While the Sony PlayStation VR headset has slightly lesser specs, the Oculus Rift and HTC Vive are dead similar in a number of ways. They both have 1200 x 1080 OLED displays for each eye, a 110-degree field of view, ample room inside the headset to accommodate a pair glasses, and the need for a compatible Windows 10 PC. But there are huge differences, too. The Vive will use SteamVR as its content mall, while the Oculus Rift will tap into Oculus Home. The Oculus Rift will require at least three USB ports on your PC, while the HTC Vive can deal with just one. The Oculus Rift will be compatible with Microsoft's Xbox One console and ship with an Xbox controller, but it won't magically turn Xbox games into VR games. With the exception of an immersive version of Minecraft, you'll likely play most Xbox games on a virtual flatscreen in a VR environment. And HTC’s headset will support a greater range of movement within virtual spaces: A 15-foot-by-15-foot box, as compared to the Rift’s 5-by-11-foot rectangle.

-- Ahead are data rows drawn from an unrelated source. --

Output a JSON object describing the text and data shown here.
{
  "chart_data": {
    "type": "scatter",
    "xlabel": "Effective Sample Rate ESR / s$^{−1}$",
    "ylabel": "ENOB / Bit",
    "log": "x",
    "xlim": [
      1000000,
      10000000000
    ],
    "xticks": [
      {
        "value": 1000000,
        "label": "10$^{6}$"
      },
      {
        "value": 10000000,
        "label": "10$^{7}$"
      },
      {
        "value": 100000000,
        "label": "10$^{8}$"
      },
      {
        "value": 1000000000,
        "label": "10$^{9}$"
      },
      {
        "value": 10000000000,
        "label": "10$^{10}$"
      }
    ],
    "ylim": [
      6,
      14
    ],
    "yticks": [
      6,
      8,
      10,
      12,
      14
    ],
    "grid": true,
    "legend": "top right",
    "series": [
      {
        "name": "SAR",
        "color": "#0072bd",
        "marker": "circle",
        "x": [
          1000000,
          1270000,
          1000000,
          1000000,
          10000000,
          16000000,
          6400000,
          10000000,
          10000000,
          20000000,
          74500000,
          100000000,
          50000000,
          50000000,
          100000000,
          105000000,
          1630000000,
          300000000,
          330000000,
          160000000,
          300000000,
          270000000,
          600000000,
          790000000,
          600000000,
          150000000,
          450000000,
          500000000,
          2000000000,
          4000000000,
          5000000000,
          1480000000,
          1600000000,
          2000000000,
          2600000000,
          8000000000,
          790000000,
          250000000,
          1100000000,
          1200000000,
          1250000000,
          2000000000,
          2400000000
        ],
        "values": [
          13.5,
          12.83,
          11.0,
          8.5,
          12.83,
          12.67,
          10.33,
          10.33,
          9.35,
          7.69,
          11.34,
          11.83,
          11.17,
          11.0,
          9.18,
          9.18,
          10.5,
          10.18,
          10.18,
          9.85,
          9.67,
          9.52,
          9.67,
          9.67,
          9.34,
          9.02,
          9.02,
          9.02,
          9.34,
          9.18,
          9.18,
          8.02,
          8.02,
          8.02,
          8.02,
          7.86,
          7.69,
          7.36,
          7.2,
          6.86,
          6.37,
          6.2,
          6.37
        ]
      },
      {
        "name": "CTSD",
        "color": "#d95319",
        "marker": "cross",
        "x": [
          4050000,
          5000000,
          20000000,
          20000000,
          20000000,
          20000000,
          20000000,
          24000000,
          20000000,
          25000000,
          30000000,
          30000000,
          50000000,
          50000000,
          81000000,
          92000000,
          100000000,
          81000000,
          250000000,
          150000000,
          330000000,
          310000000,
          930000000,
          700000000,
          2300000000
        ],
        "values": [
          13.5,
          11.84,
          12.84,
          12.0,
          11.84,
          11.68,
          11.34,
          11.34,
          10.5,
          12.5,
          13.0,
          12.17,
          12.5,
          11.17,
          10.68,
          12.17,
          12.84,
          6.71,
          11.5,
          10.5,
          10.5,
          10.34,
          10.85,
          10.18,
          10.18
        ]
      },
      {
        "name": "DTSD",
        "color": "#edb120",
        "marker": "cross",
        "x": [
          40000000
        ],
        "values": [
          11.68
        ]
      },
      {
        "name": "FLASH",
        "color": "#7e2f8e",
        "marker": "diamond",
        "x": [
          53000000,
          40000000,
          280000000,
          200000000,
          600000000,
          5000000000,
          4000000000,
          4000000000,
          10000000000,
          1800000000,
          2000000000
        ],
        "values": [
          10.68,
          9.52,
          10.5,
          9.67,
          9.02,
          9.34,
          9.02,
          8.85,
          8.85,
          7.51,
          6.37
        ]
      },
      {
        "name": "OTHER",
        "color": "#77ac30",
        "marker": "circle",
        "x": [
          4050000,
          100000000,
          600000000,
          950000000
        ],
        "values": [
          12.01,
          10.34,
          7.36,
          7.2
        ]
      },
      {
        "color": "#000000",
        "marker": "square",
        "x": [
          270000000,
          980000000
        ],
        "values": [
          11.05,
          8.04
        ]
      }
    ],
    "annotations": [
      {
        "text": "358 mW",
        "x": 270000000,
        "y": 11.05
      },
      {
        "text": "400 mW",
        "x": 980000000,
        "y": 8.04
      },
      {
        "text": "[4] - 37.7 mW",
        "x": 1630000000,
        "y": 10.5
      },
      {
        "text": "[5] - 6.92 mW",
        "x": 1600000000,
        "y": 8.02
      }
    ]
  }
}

The PlayStation VR headset has lower-resolution OLED displays (960 x 1080 for each eye) and a narrower field of vision (100 degrees), but motion might look smoother thanks to a 120Hz refresh rate compared to the 90Hz rate of the Oculus and HTC headsets. And of course, it will use the PlayStation 4 as its gaming platform, which should keep shelves well-stocked: 50 PlayStation VR games are slated for release this year.2

While these higher-priced, next-gen headsets have their fair share of differences, the effects on your eyeballs should be the same: An unprecedented six-out-of-five Keanu Reeves worth of Whoa Factor.

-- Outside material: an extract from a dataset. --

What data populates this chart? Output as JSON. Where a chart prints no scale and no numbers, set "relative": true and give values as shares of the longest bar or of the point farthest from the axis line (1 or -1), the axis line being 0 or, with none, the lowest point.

Bang For the Buck: 3 out of 5 explosions
Whoa Factor: 6 out of 5 Keanu Reeves
Comfort: One rec-league softball umpire mask

Your "Not-Quite" VR Options

Not every face computer is made for VR. You may be wondering about other head-mounted displays you’ve heard about, and this is why they’re missing from this guide.

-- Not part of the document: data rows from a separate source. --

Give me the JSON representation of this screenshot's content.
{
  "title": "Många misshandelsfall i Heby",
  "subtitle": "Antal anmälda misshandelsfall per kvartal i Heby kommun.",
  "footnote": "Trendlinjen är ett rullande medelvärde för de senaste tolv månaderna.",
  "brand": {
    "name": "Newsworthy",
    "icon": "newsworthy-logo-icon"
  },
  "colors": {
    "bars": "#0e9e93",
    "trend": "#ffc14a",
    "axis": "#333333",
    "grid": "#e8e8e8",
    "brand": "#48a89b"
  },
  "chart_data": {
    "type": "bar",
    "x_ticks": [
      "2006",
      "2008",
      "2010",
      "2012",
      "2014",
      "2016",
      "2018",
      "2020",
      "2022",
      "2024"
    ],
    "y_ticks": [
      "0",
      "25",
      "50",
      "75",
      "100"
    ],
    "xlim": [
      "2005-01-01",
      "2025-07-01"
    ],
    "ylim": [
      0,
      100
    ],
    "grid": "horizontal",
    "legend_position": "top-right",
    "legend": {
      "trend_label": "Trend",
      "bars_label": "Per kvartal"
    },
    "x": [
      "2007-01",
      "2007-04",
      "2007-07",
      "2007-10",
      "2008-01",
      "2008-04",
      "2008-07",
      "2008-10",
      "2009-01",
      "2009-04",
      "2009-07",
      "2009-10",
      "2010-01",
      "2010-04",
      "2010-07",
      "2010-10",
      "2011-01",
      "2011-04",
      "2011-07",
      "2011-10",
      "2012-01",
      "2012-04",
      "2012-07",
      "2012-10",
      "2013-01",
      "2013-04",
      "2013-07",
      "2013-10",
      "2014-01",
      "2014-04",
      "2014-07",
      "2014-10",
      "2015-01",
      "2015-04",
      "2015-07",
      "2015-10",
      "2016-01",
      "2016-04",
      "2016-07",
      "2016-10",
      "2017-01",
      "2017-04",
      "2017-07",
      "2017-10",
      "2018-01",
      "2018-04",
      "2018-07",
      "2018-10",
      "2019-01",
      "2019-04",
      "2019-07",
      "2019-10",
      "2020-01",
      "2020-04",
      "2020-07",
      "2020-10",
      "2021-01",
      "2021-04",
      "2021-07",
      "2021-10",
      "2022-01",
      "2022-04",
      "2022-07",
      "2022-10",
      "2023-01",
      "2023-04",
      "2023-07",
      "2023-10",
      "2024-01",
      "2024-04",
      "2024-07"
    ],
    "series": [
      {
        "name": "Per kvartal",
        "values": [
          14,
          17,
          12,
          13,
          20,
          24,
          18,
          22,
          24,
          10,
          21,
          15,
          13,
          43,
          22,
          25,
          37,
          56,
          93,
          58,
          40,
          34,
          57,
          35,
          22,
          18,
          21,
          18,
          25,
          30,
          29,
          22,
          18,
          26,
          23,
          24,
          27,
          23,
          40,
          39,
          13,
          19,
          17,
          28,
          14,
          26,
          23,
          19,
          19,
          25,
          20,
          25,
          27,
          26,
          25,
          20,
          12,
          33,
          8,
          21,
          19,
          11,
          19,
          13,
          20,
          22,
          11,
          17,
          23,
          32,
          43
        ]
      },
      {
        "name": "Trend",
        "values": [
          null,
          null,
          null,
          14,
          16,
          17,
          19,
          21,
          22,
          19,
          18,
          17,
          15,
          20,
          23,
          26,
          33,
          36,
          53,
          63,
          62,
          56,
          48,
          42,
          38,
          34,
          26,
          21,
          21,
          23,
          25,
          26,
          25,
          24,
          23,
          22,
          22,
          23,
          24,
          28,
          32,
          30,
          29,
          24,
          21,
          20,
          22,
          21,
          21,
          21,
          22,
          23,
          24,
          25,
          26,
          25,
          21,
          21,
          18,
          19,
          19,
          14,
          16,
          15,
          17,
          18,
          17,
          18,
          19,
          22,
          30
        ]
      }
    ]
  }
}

Microsoft’s HoloLens is the most well-known, but it’s an example of augmented reality or blended reality rather than virtual reality. When you’re wearing the HoloLens headset, you can see your real-world surroundings just fine; you’re looking through a pair of transparent waveguides instead of at a display. The waveguides are clear lenses allowing lightwaves from your actual surroundings to blend with digitally created holographic images. Microsoft’s “light engines” project images into those waveguides, where it creates the illusion of digital objects interacting with your real-world surroundings.

Far less is known about Magic Leap, a mysterious startup that has nearly $800 million in its investment coffers. While the company's actual product is still enigmatic, we do know that it will fit within the augmented reality bucket, similar to Microsoft's HoloLens.

The Avegant Glyph headset is another thing entirely. It’s a pair of headphones you can slip headband-down over your eyes, where you’re greeted by a unique pair of peepholes. They project light directly into your eyeballs, letting you watch video from your phone while it’s tethered to it. It’s not intended to be an immersive display, and it doesn’t have the same sort of head-tracking technology of today’s most-basic VR devices.

And Google Glass? Well, no one's really sure what that was.

1UPDATE 11:45 AM ET 03/14/16: This story has been updated to correct a description of 8i's VR technology.

2UPDATE 10:30 AM ET 03/17/16: This story has been updated to add new information about the Sony PlayStation VR.